Weekly and Daily Charts

Charts Overview

Stock and commodity charts and graphs are used worldwide by traders, investors, and financial analysts in order to identify short- and long-term trends in the market and to help make decisions about when to buy and sell stock or commodities. Charts are utilized to follow specific stock values as well as values of similar stocks for comparison. One of the key elements of all charts is the time factor, indicated along the horizontal axis. There are daily, weekly, monthly, and yearly charts, each of which can serve investor interests for specific purposes.

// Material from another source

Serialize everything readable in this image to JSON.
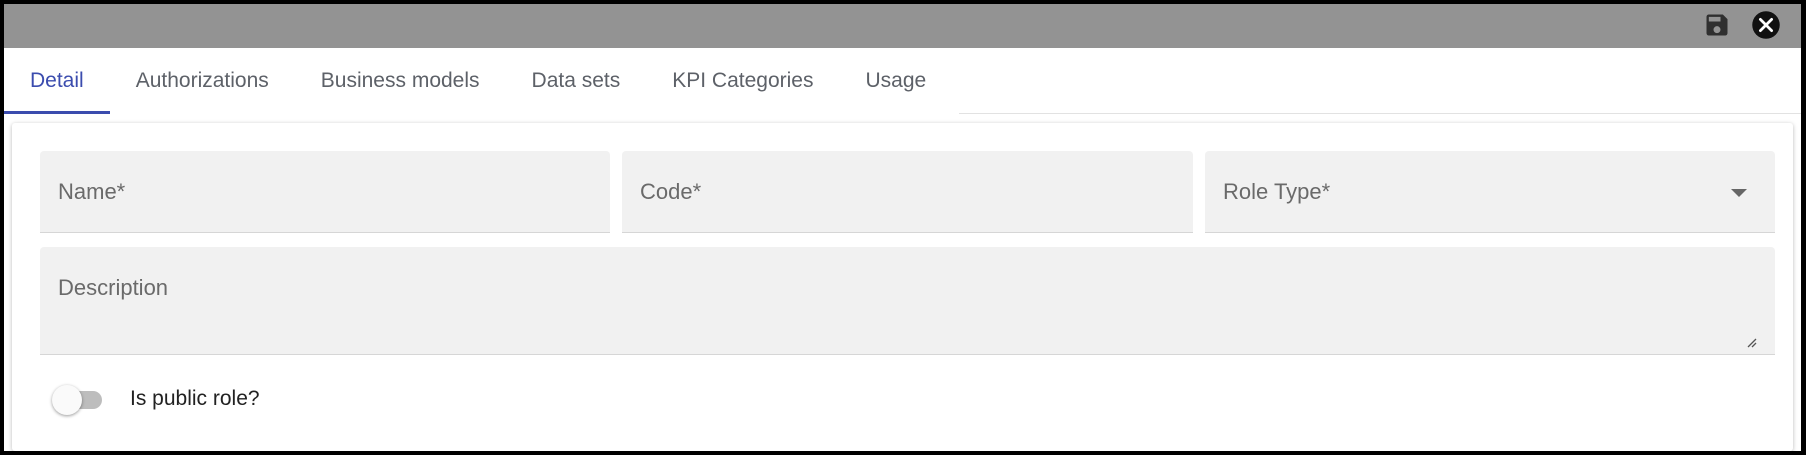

Line, Bar, and Candlestick Charts

There are many different types of charts, among them line charts, bar charts, and candlestick charts that graphically depict price movements of specific stocks. Particularly helpful are open-high-low-close charts, or OHLC charts, which show the highest and lowest prices a stock hits over a given period of time, as well as its opening and closing prices.

Daily Charts

Many day traders use daily charts to follow stock movements and to try to discover short-term price trends. Day traders are people who buy and sell stock on the same day and who capitalize on the volatility of the market to make a profit. However in order to get a true picture of stock trends, daily charts are not an ideal source. Closely following the price 'ups and downs' of a single day can offer misleading information about the tendencies of stocks and commodities. Therefore weekly or monthly charts are considered more reliable economic indicators.

Weekly Charts

Weekly charts or graphs depict a summary of price movements from the start of a week to the end of a week, including the highest and lowest values reached that week. Some weekly charts provide weekly values for a period a year or several years with the goal of showing true market place patterns or long-term trends. Weekly chart data are said to provide a more realistic and comprehensive view of activity than daily numbers and charts. Since current weekly values are showed within the context of previous weekly values, weekly charts are an important analysts' tool to uncover trends and predict future movements. Based on their analyses, investors can then make more informed decisions about buying and selling stock and commodities.

Recognizing Trends

Trend recognition refers to the use of charts to determine or to estimate price patterns. From novices to experts, charts are one of the most fundamental tools for successful stock market investment. Basically, chart surveyors look for 'new highs' and 'new lows' on a chart, which indicate whether or not a given stock is trending. For example, a stock is said to be trending if a new high is reached that surpasses the previous high, and a new low is formed that is higher than the previous low. Investors often buy into a trend with the hope that yet another new high will follow, leading to increased profits.